Mysql_volume=$currentdir”_db_data”
echo “Restoring WP Vol – $WP_volume”
#sleep 3
docker run –rm -v “$WP_volume:$WP_rootdir/” -v “${PWD}:/backup” ubuntu bash -c “rm -rf $WP_rootdir/{*,.*}; cd $WP_rootdir && tar xvzf /backup/$WP_volume-backup.tar.gz –strip 3”
sleep 5
#echo “Restoring Mysql Vol – $Mysql_volume”
sleep 3
docker run –rm -v “$Mysql_volume:$Mysql_rootdir/” -v “${PWD}:/backup” ubuntu bash -c “rm -rf $Mysql_rootdir/{*,.*}; cd $Mysql_rootdir && tar xvzf /backup/$Mysql_volume-backup.tar.gz –strip 3”
The reason why –strip 1 does not work is because it assumes that the backup-folder inside the container is mounted to the root level (in my example it is mounted to “/backup-dir”). In your script, you mount it to a more deeply-nested folder, and for each folder level you need to increase the –strip value by one.
Hi Marius,
The mystery is resolved.
Merci mille fois
Nick
Hi. I think you should point out in the article that your solution also suffers from the relative path issue, unless you adjust –strip as needed. But anyway, since tar uses the current working directory of the container, why not just skip the `cd` command altogether during restoring phase?
Yes, you are right. I removed the You can of course exchange “/data” for any other destination in the container, e.g. “/var/lib/mysql“ phrase from the article. Thanks.
hey Marius!
what are your toughts on running this backup while a PostgreSQL database is running?
should the database be stopped before running it or do you think it is ok? any risks or colateral effects?
Hey, as a tip, this is a question often asked, so searching for it on the internet will quickly give you an answer. See e.g. https://stackoverflow.com/questions/3380515/can-i-just-backup-postgress-directory-while-its-running
this is so useful and true, I came to similar conlusions and found the so called instructions that are popularly indexed by SEO to be sadly wanting.
DR is not a nice to have and making reliable backups for Docker, Swarm or any other orchestration be it K8s, K3s or equivalent has to be doable and the example instructions non opaque.

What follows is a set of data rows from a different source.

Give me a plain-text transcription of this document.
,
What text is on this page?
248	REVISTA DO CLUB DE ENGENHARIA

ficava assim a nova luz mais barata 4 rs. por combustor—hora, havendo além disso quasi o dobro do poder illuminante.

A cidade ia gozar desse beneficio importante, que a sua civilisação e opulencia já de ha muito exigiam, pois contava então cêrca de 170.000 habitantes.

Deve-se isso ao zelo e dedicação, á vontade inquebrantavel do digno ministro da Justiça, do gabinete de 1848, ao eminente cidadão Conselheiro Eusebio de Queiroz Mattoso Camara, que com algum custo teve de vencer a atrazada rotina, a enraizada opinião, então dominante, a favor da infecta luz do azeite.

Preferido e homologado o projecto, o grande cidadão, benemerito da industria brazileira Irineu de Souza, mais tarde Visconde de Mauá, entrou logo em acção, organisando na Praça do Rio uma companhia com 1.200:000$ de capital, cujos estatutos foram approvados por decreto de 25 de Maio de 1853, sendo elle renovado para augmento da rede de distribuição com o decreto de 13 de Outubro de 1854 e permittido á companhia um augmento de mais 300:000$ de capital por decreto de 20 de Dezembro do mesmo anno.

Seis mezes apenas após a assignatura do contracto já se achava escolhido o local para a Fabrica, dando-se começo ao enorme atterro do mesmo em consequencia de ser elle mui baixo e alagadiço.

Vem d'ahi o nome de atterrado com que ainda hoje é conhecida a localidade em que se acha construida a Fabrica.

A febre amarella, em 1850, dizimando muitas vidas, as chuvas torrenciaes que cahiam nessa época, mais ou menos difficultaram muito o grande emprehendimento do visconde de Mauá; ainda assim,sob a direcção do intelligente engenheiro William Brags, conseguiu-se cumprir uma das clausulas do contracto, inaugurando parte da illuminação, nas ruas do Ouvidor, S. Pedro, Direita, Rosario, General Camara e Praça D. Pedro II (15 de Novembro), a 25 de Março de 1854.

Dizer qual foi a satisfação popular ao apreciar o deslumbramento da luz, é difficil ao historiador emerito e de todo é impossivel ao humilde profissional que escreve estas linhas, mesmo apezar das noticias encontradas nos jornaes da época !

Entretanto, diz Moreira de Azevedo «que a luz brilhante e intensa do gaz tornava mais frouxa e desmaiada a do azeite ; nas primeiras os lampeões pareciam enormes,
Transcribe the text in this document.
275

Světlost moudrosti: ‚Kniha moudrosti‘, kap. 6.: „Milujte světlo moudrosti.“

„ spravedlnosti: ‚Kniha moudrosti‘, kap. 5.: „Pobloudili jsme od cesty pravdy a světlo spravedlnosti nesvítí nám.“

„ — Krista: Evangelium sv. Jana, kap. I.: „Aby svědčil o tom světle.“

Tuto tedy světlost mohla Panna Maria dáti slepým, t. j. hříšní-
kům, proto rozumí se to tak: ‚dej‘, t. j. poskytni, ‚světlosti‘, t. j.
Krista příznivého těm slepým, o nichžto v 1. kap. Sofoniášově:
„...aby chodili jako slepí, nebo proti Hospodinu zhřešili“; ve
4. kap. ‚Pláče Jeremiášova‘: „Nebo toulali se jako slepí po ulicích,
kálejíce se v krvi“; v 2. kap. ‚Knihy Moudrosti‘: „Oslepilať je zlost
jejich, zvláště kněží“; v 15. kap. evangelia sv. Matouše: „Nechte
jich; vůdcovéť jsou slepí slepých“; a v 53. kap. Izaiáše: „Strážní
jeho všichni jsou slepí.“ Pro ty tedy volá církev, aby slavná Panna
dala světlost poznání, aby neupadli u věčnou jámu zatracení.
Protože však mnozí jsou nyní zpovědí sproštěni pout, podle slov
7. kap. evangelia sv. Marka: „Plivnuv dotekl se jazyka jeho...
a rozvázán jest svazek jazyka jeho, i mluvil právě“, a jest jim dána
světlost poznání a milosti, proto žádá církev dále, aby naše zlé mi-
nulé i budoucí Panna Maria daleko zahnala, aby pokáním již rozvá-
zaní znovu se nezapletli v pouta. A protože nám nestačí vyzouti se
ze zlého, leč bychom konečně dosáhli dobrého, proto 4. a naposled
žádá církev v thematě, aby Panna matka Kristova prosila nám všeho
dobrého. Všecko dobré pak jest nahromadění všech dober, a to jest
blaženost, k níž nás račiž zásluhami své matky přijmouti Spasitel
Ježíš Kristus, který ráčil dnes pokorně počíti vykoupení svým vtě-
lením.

Thanks for posting this and for putting the options ( that work ) down
I came up with the following useful options from tar:
– “-C” to substitute the cd commands
– “–one-file-system” to avoid backing up other mount points in the directory
– “–recursive-unlink” to avoid the rm and substitute the contents of the tar archive directly
backup:
“`
docker run –rm –volumes-from open-webui -v ~/backup:/backup ubuntu tar czvf /backup/open-webui.tar.gz –one-file-system -C /app/backend/data .
“`
restore:
“`
docker stop open-webui || true
docker run –rm –volumes-from open-webui -v ~/backup:/backup ubuntu tar xzvf /backup/open-webui.tar.gz –recursive-unlink -C /app/backend/data
docker start open-webui
“`
Thanks for mentioning this. However, careful testing needs to be done, as –recursive-unlink may not behave the way you expect it to. See also https://stackoverflow.com/questions/7933680/remove-directory-structure-when-extracting-tar-archive
That SO post, you are citing is from 13y ago and was not marked as solved. If you use the tar command with “-C” option, it works as expected. I updated the SO (getting me probably the gravedigger badge and a lot of anger from the mods).
I recommend you try it yourself if it works for you. Would be also happy to know if it is indeed not working as expected.